The album’s title refers to Rose’s mission of breaking the molds and social constructs that divide modern-day America, particularly what he sees as a toxic imbalance of the masculine and the feminine.

“We are all humans, and we all have everything in us,” said Rose. “We got killer and prey and man and woman and creator and destroyer in all of us.
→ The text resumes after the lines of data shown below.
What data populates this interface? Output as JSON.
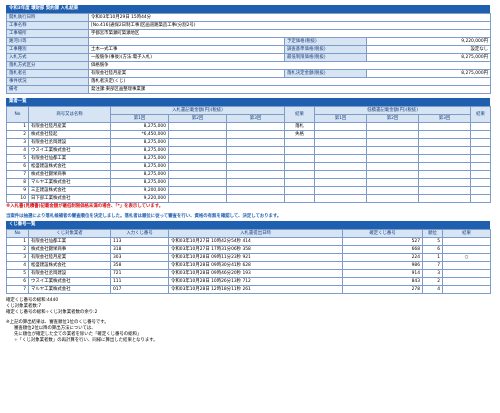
{
  "title": "令和3年度 壌財部 契約課 入札結果",
  "info": [
    {
      "label": "開札執行日時",
      "value": "令和03年10月29日 15時44分"
    },
    {
      "label": "工事名称",
      "value": "[No.416]通保2日制工事]区画道路築造工事(分割2号)"
    },
    {
      "label": "工事場所",
      "value": "宇都宮市築瀬町築瀬地区"
    },
    {
      "label": "路河川等",
      "value": "",
      "label2": "予定価格(税抜)",
      "value2": "9,220,000円"
    },
    {
      "label": "工事種別",
      "value": "土木一式工事",
      "label2": "調査基準価格(税抜)",
      "value2": "設定なし"
    },
    {
      "label": "入札方式",
      "value": "一般競争(事後)(方法:電子入札)",
      "label2": "最低制限価格(税抜)",
      "value2": "8,275,000円"
    },
    {
      "label": "落札方式区分",
      "value": "価格競争"
    },
    {
      "label": "落札者名",
      "value": "有限会社陸月産業",
      "label2": "落札決定金額(税抜)",
      "value2": "8,275,000円"
    },
    {
      "label": "事件状況",
      "value": "落札者決定(くじ)"
    },
    {
      "label": "備考",
      "value": "発注課:東部区画整理事業課"
    }
  ],
  "bidders_section": "業者一覧",
  "bidders_headers": {
    "no": "No",
    "name": "商号又は名称",
    "amount_group": "入札書記載金額(円)(税抜)",
    "round1": "第1回",
    "round2": "第2回",
    "round3": "第3回",
    "result": "結果",
    "low_amount_group": "低積書記載金額(円)(税抜)",
    "result2": "結果"
  },
  "bidders": [
    {
      "no": "1",
      "name": "有限会社陸月産業",
      "r1": "8,275,000",
      "result": "落札"
    },
    {
      "no": "2",
      "name": "株式会社陸起",
      "r1": "*6,450,000",
      "result": "失格"
    },
    {
      "no": "3",
      "name": "有限会社丞岡建設",
      "r1": "8,275,000",
      "result": ""
    },
    {
      "no": "4",
      "name": "ウスイ工業株式会社",
      "r1": "8,275,000",
      "result": ""
    },
    {
      "no": "5",
      "name": "有限会社仙都工業",
      "r1": "8,275,000",
      "result": ""
    },
    {
      "no": "6",
      "name": "松盛建設株式会社",
      "r1": "8,275,000",
      "result": ""
    },
    {
      "no": "7",
      "name": "株式会社錦栄商事",
      "r1": "8,275,000",
      "result": ""
    },
    {
      "no": "8",
      "name": "マルヤ工業株式会社",
      "r1": "8,275,000",
      "result": ""
    },
    {
      "no": "9",
      "name": "三正建設株式会社",
      "r1": "9,200,000",
      "result": ""
    },
    {
      "no": "10",
      "name": "日下部工業株式会社",
      "r1": "9,220,000",
      "result": ""
    }
  ],
  "note_red": "※入札書(見積書)記載金額が最低制限価格未満の場合、「*」を表示しています。",
  "note_blue": "当案件は抽選により落札候補者の審査順位を決定しました。落札者は順位に従って審査を行い、資格の有無を確認して、決定しております。",
  "lottery_section": "くじ番号一覧",
  "lottery_headers": {
    "no": "No",
    "name": "くじ対象業者",
    "kuji": "入力くじ番号",
    "time": "入札書提出日時",
    "final": "確定くじ番号",
    "rank": "順位",
    "result": "結果"
  },
  "lottery": [
    {
      "no": "1",
      "name": "有限会社仙都工業",
      "kuji": "113",
      "time": "令和03年10月27日 10時42分54秒 414",
      "final": "527",
      "rank": "5",
      "result": ""
    },
    {
      "no": "2",
      "name": "株式会社錦栄商事",
      "kuji": "318",
      "time": "令和03年10月27日 17時31分06秒 358",
      "final": "668",
      "rank": "6",
      "result": ""
    },
    {
      "no": "3",
      "name": "有限会社陸月産業",
      "kuji": "303",
      "time": "令和03年10月28日 09時11分23秒 921",
      "final": "224",
      "rank": "1",
      "result": "○"
    },
    {
      "no": "4",
      "name": "松盛建設株式会社",
      "kuji": "358",
      "time": "令和03年10月28日 09時30分41秒 628",
      "final": "986",
      "rank": "7",
      "result": ""
    },
    {
      "no": "5",
      "name": "有限会社丞岡建設",
      "kuji": "721",
      "time": "令和03年10月28日 09時46分20秒 193",
      "final": "914",
      "rank": "3",
      "result": ""
    },
    {
      "no": "6",
      "name": "ウスイ工業株式会社",
      "kuji": "111",
      "time": "令和03年10月28日 10時26分13秒 712",
      "final": "843",
      "rank": "2",
      "result": ""
    },
    {
      "no": "7",
      "name": "マルヤ工業株式会社",
      "kuji": "017",
      "time": "令和03年10月28日 12時18分11秒 261",
      "final": "278",
      "rank": "4",
      "result": ""
    }
  ],
  "summary": [
    "確定くじ番号の総和:4440",
    "くじ対象業者数:7",
    "確定くじ番号の総和÷くじ対象業者数の余り:2"
  ],
  "footnote": [
    "※上記の算出結果は、審査順位1位のくじ番号です。",
    "審査順位2位以降の算出方法については、",
    "先に順位が確定した全ての業者を除いた「確定くじ番号の総和」",
    "÷「くじ対象業者数」の再計算を行い、同様に算出した結果となります。"
  ]
}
And so to divide those things up and say, ‘You get to be this collection of things and you get to be this collection of things and never the tween shall meet,’ is completely unnatural. So kill that architect.”



This concept of architects and artificial barriers also resonates with Clay Rose musically. He reflected on a period when fans and critics segregated the rockers from the folkers in Denver’s music scene, distancing Gasoline Lollipops from the peers they’d come up with, including Gregory Alan Isakov, Nathaniel Rateliff, and The Lumineers.

“We were just a bunch of kids and we'd throw shows together all the time at the Hi-Dive and Skylark. We were just playing all those holes in the wall. And then pop, pop, pop! They all just start going off like Roman candles, and I'm sitting there going, ‘My train should be coming any minute.’ But it's a different thing. They all have a sound, and it's pretty consistent, so as their sound kind of became the popular national sound, there was sort of this division in Denver. I never set out to have a genre or a sound. I remember the first time I even considered the fact that I might be playing country music was when Westword awarded us the Best Country Band in Colorado. I remember doing an interview and somebody's like, ‘So how does it feel to be the best country band?’ I'm like, ‘Well, first I got to get my head around the fact that I'm a country band. I didn't even know that until I read this headline!’”

Over the course of six albums, Gasoline Lollipops have made music beyond category. You might describe the band as genre-fluid.

“You listen to this record, this is what I do,” said Rose. “I'm all over the place. I play all the music that I grew up with that's steeped in me: the honky tonk and outlaw country from my mom, the psychedelic rock and folk singers from my dad, and the punk rock from my sister. That's all me. I come by it all naturally, and I can't neglect one for the other. So my Achilles heel is that we can't be pegged. We can't play a folk fest because we're too rock and roll, we can't play a rock fest because we're too country, and we can't play a country fest because we're too folk. We're adrift!”

Gasoline Lollipops will celebrate with an album release party for ‘Kill the Architect’ at Boulder’s Fox Theatre on Friday, September 5.